Hatchard also gave council a presentation of The Value of Natural Capital in Settled Areas of Canada by Ducks Unlimited and Nature Conservancy Canada and a handout noting UNESCO’s global biosphere designation program also a possibility for the South Shore and islands area as it reflects many of the criteria. She also presented a column written by Prince Edward County naturalist Terry Sprague, who remains affiliated with Quinte Conservation.
(full column at http://naturestuff.net/site/index.php?option=com_content&task=view&id=1307&temid=43)
Sprague notes the South Shore’s designation as a globally significant Important Bird Area and nationally significant under the threatened species category. He concludes “If development – any development – is permitted to take place anywhere along the South Shore Important Bird Area, then the IBA has failed in its purported purpose, and we have failed miserably by allowing it to happen.
“Beyond the wildlife who call this area home, the entire peninsula has a history, albeit sometimes sinister and a bit mysterious. The entire largely undeveloped south shore lies within the infamous Marysburgh Vortex, a place of anomalous activity where missing ships and aircraft have fuelled theories of paranormal explanations. And when the sun sets over the flatlands, the area becomes every bit as dark as Nirvana, a boon for astronomers.”

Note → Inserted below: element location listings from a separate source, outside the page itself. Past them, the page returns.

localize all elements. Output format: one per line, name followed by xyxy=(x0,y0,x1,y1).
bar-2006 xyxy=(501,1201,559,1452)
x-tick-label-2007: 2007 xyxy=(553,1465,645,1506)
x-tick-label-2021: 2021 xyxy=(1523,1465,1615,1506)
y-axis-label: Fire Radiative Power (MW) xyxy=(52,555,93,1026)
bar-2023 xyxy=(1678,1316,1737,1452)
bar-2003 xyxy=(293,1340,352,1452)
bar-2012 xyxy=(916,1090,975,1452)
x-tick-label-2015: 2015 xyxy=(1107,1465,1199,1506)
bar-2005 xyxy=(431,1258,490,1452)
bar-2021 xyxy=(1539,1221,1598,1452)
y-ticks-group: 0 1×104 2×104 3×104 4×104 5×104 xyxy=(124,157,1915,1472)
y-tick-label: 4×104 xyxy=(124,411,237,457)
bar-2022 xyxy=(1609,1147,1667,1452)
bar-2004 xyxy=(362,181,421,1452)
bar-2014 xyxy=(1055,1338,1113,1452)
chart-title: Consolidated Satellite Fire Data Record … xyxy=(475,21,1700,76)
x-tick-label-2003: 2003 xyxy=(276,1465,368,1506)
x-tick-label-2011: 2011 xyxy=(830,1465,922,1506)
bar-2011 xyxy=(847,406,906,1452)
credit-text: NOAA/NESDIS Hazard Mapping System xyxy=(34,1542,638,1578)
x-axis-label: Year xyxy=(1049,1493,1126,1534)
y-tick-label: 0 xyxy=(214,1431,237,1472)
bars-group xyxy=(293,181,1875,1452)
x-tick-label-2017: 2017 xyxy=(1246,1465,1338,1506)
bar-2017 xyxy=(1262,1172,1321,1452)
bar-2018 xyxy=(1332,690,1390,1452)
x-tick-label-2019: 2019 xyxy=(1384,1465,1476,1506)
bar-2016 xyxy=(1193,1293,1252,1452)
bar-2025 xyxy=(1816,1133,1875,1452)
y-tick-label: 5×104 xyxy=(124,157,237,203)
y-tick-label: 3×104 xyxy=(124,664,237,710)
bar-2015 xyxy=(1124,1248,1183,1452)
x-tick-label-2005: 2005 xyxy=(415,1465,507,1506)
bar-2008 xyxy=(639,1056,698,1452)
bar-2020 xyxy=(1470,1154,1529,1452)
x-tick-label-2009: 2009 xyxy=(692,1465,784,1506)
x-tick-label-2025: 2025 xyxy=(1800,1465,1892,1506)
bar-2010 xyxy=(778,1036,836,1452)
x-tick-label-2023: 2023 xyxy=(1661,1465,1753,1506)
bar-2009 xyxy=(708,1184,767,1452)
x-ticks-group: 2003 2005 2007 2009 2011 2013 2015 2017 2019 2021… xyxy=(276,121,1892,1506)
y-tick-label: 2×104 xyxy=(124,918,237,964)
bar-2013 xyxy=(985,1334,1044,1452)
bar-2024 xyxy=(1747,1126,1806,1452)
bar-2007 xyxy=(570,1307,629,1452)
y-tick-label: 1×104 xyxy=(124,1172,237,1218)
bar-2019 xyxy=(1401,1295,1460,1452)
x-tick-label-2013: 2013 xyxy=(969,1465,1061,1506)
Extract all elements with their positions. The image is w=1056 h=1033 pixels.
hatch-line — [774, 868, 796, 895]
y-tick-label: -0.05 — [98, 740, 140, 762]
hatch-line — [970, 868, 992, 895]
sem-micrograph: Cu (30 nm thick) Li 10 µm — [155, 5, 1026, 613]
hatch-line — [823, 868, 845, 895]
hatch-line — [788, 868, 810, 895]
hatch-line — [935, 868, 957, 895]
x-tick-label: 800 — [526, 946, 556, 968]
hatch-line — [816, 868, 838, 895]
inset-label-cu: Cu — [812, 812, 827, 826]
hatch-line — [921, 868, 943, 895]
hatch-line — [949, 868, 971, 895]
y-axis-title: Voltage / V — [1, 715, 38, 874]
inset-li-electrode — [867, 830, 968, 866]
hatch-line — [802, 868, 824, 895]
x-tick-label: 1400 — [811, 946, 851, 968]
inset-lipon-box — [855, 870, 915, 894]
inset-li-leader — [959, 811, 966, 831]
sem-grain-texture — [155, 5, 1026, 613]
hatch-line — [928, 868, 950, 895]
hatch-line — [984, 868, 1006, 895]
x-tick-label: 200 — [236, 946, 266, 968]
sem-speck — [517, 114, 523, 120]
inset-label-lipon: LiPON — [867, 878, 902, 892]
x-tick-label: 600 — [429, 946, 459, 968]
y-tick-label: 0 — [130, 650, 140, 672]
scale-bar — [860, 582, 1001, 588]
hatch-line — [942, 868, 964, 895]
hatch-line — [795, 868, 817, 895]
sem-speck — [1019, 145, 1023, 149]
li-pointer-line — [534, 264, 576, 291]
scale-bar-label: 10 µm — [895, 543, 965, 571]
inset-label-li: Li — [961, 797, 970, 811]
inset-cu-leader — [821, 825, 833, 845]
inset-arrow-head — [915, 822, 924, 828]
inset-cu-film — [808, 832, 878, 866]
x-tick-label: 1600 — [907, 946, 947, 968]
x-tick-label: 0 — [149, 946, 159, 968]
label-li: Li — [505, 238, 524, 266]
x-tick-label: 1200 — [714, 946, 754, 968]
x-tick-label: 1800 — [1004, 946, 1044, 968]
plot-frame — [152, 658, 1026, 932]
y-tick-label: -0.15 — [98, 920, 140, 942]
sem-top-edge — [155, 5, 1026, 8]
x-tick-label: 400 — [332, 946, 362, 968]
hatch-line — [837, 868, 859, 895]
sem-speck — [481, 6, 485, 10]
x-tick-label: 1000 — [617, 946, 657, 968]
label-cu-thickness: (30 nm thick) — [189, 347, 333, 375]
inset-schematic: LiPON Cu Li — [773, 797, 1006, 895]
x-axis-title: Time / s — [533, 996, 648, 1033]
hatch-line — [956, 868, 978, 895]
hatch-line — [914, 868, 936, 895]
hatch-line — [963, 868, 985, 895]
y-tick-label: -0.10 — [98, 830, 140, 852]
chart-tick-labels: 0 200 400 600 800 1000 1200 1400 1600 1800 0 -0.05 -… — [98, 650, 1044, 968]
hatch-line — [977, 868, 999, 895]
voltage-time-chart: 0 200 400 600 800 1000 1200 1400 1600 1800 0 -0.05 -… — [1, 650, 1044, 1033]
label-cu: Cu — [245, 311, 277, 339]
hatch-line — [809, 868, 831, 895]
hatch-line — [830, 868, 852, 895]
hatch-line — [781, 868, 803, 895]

“You don’t really have to be a qualified biologist to fully appreciate the importance of Prince Edward County’s south shore – from Point Petre to Prince Edward Point; just someone who understands the importance of biodiversity and how all living things, us included, are intricately linked. Proponents have been relentlessly tousting its virtues as a critical staging area for migrating birds for at least half a century. However, through no particular fault of their own, they have overlooked a much larger picture. It is more than just a place where hundreds of thousands of birds land in the spring, exhausted and hungry, after crossing Lake Ontario. It is a breeding ground for several turtle species, including the Blanding’s, a designated Species at Risk. It is where foxes roam, coyotes prowl, Monarch butterflies await suitable weather for a lake crossing, hawks stage, dragonflies hunt and other insects multiply – the same insects upon which the migratory and resident birds feed, in those very stunted shrubs and trees that give the peninsula its character. It is a complex biome, a delicate ecosystem that has been purring along, more or less undisturbed since 1938 when the property was used as an artillery range, the area continuing in that role with the formation of Royal Canadian School of Artillery.